Olivier Py, avec son nouveau spectacle L’apocalypse joyeuse d’une durée de près de huit heures trente, met le corps en exergue et pose malgré lui, par l’intermédiaire d’une mise en scène riche et osée, la question de la mise en scène du corps et donc du sexe. Ici sans fard, dans sa liquide sénescence : le sexe donne à voir, se représente avec force, se redécouvrant un langage propre.



Le sexe autrefois tabou au cinéma est devenu un sujet en vogue, en atteste les Baise moi, Romance, Fantasmes ou encore La mécanique des femmes. En somme le cinéma triture notre rapport à notre corps et au sexe, et tente de faire la lumière sur ces organes qui tour à tour adorés, détestés nous frustrent, nous mettent en branle, nous exaspèrent. Avec L’apocalypse joyeuse, les corps s’engagent, existent par eux même, tel Olivier se masturbant sur scène : on entre dans un rapport vrai et sincère, loin de l’exhortation d’une quelconque métaphysique des corps dans La mécanique des femmes de Jérôme Missolz, loin aussi des corps en train de se tortiller de Baise moi, qui ne faisait qu’exposer un chapitre de plus de "la sexualité des animaux".

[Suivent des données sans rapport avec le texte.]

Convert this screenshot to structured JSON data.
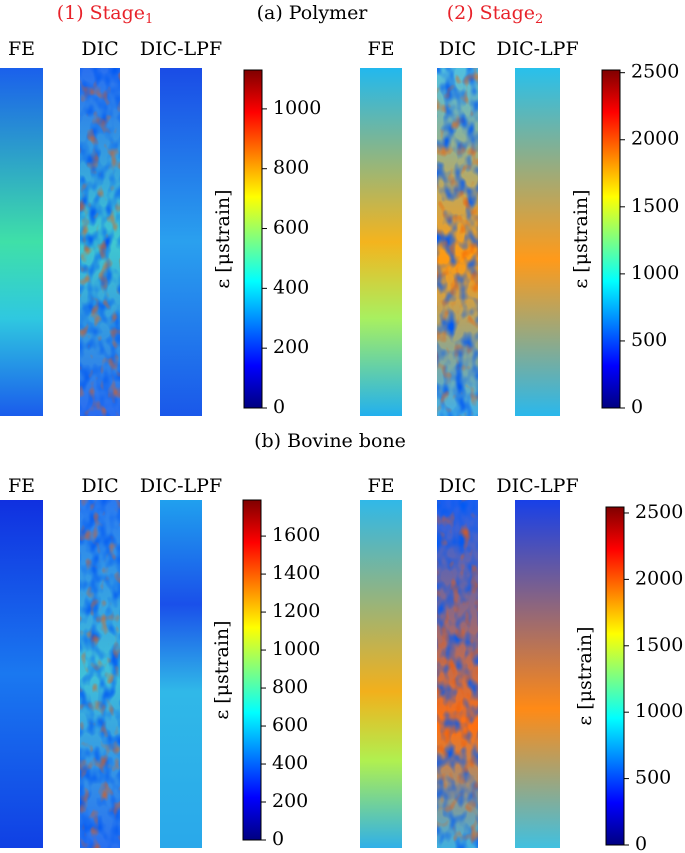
{
  "figure": {
    "rows": [
      {
        "title": "(a) Polymer",
        "panels": [
          {
            "stage": "(1) Stage",
            "stage_sub": "1",
            "columns": [
              "FE",
              "DIC",
              "DIC-LPF"
            ],
            "colorbar": {
              "label": "ε [μstrain]",
              "lim": [
                0,
                1130
              ],
              "ticks": [
                0,
                200,
                400,
                600,
                800,
                1000
              ]
            }
          },
          {
            "stage": "(2) Stage",
            "stage_sub": "2",
            "columns": [
              "FE",
              "DIC",
              "DIC-LPF"
            ],
            "colorbar": {
              "label": "ε [μstrain]",
              "lim": [
                0,
                2520
              ],
              "ticks": [
                0,
                500,
                1000,
                1500,
                2000,
                2500
              ]
            }
          }
        ]
      },
      {
        "title": "(b) Bovine bone",
        "panels": [
          {
            "columns": [
              "FE",
              "DIC",
              "DIC-LPF"
            ],
            "colorbar": {
              "label": "ε [μstrain]",
              "lim": [
                0,
                1790
              ],
              "ticks": [
                0,
                200,
                400,
                600,
                800,
                1000,
                1200,
                1400,
                1600
              ]
            }
          },
          {
            "columns": [
              "FE",
              "DIC",
              "DIC-LPF"
            ],
            "colorbar": {
              "label": "ε [μstrain]",
              "lim": [
                0,
                2545
              ],
              "ticks": [
                0,
                500,
                1000,
                1500,
                2000,
                2500
              ]
            }
          }
        ]
      }
    ]
  }
}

L’apocalypse joyeuse témoigne de la force du théâtre sur le cinéma quand il s’agit d’entrer dans l’intimité du corps : sa mise en espace, son volume, son ampleur sont d’un autre ordre que ce que le cinéma offre actuellement... Ces corps si pleins d’une douleur palpable sur la scène, qui témoignent, sans en démordre, des divers maux de l’âme sont beaux, purs, ne trichent pas. Ces nudités déchirantes, titubantes, obscènes, tel Circée sur un fond rouge sang, exhibant ses seins lourds et blanc, son poids conséquent et par dessus tout un sexe dégoulinant de sens, réellement identitaire, répugnant tant il s’avère éloquent, traduisent l’horreur d’un monde fondé sur le péché. Tous se mettront nus au cours de la pièce, le sexe sera érigé, caché, puis décrit dans sa plus grande puanteur, lascif, gluant, ridicule, exacerbé...Ce qui s’avère impossible à montrer, à dévoiler, à exprimer au cinéma se trouve ainsi révélé au théâtre. On est loin de la mascarade d’un cinéma se réclamant affriolant, aguicheur, quand il ne s’agit pas d’une soit disant "réflexion intellectuelle" sur le sujet.